Does this project use its own puppetmaster?

As mentioned on IRC, I have no clue. The option was not presented in the setup options as far as I know.

@DeltaQuad ok thank you, @Andrew can you look at this when you get a second? I'm not sure what's going on at the moment in this project.

Change 334224 had a related patch set uploaded (by Andrew Bogott):
Keystone: Assign more threads to the admin API uwsgi handler

https://gerrit.wikimedia.org/r/334224

The interesting part in that log is this:

hostname: Name or service not known

That means that the instance didn't get a DNS record. That seems to be because designate is asking keystone to resolve some things and keystone is refusing the connection. This is all very fragile, but the attached patch may get us around the 'keystone too busy' issue at least.

In any case, this is most likely an intermittent error, so retrying is always a good approach.

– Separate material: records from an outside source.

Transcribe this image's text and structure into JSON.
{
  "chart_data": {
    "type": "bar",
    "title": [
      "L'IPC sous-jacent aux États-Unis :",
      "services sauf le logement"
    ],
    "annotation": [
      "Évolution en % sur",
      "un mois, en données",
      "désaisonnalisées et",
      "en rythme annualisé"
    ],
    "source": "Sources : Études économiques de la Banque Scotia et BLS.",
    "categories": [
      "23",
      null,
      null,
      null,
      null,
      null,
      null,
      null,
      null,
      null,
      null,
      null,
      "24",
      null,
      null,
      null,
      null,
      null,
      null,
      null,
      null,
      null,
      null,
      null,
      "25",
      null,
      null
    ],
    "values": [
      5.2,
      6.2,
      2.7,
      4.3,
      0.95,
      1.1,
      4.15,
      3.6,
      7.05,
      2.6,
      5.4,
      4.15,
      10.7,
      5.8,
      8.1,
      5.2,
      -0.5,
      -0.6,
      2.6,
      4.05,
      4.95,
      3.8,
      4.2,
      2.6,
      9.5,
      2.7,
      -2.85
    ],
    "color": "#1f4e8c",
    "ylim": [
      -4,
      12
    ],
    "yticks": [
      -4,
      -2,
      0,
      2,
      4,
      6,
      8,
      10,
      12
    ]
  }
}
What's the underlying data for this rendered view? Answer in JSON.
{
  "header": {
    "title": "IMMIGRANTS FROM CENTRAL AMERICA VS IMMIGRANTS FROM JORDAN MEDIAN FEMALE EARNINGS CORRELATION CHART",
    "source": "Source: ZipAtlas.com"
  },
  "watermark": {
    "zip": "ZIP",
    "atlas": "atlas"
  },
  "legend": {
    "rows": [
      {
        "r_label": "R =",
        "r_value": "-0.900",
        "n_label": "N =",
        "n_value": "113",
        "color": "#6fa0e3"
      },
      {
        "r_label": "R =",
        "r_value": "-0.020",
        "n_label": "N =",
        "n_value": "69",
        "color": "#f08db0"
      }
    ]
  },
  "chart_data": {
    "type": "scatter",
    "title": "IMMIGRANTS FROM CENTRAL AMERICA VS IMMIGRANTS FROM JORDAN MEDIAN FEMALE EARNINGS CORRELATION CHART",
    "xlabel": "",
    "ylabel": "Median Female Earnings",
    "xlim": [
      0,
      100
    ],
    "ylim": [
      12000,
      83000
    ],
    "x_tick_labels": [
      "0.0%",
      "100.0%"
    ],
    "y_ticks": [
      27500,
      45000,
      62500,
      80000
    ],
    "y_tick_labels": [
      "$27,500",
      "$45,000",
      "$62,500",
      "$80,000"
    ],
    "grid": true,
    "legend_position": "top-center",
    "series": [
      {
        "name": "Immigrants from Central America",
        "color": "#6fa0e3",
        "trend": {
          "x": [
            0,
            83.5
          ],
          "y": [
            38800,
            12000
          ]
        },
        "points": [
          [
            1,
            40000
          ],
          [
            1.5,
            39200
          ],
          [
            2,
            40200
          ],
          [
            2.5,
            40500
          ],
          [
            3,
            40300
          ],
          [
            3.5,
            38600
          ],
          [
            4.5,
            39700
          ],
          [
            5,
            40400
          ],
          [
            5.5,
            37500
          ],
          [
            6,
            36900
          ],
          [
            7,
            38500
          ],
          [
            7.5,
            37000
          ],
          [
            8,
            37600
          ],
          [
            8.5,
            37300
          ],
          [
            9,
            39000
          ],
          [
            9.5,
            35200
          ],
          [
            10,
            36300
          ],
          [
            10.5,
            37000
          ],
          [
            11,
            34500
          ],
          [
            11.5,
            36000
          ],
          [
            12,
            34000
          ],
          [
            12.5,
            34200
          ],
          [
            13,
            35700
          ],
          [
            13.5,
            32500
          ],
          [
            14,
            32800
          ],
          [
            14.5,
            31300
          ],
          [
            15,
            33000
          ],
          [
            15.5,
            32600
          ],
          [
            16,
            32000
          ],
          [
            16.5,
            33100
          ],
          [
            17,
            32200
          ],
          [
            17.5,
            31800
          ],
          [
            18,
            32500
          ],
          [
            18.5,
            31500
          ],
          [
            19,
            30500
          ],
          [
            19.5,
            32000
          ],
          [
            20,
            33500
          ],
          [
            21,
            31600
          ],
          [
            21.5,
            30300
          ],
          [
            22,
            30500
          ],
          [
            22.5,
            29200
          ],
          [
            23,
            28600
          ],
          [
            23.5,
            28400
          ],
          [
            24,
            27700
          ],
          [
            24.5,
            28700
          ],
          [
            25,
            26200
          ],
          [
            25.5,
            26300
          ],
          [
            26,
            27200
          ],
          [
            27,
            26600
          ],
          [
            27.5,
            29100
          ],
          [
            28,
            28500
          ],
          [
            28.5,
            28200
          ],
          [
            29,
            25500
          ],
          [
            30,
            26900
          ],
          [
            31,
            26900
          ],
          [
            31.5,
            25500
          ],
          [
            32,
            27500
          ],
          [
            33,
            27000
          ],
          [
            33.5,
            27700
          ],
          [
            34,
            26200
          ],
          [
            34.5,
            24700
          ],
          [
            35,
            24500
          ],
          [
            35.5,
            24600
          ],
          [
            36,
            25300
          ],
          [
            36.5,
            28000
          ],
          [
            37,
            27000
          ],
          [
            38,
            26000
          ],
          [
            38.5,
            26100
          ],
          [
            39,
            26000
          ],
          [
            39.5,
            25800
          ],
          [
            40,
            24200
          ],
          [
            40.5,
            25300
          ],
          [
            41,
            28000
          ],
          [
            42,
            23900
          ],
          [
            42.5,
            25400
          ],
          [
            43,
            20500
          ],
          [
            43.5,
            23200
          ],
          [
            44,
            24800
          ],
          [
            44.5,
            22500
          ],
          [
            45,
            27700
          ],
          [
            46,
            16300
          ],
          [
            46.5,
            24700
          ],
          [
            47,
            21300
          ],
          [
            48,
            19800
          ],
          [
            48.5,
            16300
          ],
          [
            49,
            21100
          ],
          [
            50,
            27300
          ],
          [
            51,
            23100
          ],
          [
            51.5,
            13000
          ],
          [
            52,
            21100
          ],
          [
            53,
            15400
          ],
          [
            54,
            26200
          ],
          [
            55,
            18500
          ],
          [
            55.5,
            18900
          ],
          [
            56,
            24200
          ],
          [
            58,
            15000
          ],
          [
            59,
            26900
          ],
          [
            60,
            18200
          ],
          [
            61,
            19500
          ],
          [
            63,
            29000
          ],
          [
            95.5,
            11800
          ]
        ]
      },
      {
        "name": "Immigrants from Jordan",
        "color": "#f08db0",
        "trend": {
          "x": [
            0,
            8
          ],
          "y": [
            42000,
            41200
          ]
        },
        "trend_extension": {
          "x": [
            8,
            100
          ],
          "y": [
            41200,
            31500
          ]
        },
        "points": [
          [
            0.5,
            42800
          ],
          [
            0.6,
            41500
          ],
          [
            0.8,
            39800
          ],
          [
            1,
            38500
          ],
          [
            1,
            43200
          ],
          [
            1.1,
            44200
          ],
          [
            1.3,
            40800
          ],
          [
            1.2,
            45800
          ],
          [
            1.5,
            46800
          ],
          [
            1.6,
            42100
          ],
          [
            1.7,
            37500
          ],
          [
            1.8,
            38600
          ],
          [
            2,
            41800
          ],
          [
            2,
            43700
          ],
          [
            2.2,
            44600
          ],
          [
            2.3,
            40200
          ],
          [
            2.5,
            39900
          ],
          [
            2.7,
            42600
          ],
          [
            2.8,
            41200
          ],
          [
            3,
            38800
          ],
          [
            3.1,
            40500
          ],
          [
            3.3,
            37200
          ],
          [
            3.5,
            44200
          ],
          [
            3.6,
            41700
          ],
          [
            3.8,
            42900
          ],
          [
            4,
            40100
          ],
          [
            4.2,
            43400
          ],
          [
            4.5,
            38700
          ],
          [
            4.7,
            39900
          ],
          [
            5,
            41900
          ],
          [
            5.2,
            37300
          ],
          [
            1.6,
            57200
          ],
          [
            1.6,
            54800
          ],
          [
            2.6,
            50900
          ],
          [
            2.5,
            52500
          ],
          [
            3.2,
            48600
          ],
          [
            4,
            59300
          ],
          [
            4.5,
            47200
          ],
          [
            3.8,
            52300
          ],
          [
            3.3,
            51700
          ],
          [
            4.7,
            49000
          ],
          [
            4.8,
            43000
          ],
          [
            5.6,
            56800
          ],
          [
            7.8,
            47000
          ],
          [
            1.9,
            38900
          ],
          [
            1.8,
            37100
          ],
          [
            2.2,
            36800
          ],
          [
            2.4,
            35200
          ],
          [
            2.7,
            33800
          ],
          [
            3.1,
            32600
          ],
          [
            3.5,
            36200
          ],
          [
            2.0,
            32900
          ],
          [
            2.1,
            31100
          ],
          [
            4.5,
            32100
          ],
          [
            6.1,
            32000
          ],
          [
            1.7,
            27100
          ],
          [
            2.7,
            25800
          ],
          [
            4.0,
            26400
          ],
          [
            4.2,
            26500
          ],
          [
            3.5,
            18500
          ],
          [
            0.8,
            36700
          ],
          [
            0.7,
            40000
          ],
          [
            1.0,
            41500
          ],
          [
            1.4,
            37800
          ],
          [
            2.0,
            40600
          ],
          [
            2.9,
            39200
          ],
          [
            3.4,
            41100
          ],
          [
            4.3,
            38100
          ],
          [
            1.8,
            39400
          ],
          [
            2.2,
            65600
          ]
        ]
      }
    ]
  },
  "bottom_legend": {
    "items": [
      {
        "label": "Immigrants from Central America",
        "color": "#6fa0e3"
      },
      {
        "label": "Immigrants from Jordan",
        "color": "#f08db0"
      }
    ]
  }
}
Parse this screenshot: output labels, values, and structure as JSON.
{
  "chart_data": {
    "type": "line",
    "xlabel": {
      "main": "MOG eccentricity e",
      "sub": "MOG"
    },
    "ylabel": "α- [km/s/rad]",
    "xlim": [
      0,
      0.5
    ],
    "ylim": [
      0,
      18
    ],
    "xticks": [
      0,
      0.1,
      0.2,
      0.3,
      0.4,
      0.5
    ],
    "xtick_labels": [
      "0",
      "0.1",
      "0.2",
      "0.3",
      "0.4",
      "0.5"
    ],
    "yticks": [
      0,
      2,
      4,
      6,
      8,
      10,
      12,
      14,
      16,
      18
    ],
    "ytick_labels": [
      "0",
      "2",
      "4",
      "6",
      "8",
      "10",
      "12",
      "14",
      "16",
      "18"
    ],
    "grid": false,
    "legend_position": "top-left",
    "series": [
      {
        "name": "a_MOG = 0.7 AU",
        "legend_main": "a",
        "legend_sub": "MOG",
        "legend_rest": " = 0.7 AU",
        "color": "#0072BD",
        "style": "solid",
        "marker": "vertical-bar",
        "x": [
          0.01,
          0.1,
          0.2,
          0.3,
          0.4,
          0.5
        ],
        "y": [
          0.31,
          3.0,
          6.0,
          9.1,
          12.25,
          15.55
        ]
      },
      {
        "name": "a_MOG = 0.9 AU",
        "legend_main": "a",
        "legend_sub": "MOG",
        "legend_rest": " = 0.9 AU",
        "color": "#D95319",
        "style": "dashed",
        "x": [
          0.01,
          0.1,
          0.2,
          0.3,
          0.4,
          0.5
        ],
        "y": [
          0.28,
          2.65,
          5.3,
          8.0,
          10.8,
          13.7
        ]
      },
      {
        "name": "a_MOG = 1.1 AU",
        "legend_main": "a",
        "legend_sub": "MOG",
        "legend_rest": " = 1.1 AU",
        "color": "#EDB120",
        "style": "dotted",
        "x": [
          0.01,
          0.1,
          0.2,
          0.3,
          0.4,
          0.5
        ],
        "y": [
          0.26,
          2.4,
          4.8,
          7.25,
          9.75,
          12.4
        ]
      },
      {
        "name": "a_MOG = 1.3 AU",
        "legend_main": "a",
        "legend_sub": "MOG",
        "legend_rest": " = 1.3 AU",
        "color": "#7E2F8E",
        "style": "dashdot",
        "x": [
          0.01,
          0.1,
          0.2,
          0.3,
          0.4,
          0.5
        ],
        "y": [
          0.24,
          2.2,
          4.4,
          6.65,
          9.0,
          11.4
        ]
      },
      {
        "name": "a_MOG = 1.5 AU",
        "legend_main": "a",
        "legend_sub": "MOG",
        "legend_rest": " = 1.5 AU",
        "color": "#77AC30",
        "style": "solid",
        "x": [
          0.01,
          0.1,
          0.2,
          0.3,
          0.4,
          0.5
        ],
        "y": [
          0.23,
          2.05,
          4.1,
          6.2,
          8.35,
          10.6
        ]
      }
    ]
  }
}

Change 334224 merged by Andrew Bogott:
Keystone: Assign more threads to the admin API uwsgi handler

https://gerrit.wikimedia.org/r/334224

Change 334228 had a related patch set uploaded (by Andrew Bogott):
Designate sink: Don't use keystone to resolve project_id

https://gerrit.wikimedia.org/r/334228

https://gerrit.wikimedia.org/r/#/c/334224/ (add more threads) doesn't seem to help much... something must be leaking connections. I'll have to dig deeper into the uwsgi setup to see why this is so touchy.

Change 334228 merged by Andrew Bogott:
Designate sink: Don't use keystone to resolve project_id

https://gerrit.wikimedia.org/r/334228

Andrew claimed this task.

334228 should resolve this issue (although not the general keystone performance problem.) Delete and recreate your instance and all should be well.

Mentioned in SAL (#wikimedia-labs) [2017-01-26T05:19:07Z] <AmandaNP> delete utrs-live and utrs-database per T156297

@Andrew It appears recreation was successful, although the number of notices on the console output is crazy. Is that to be expected?

I'm not sure I know what you mean by the 'console output'. If you're talking about the system log then, yes, it always tells you a lot.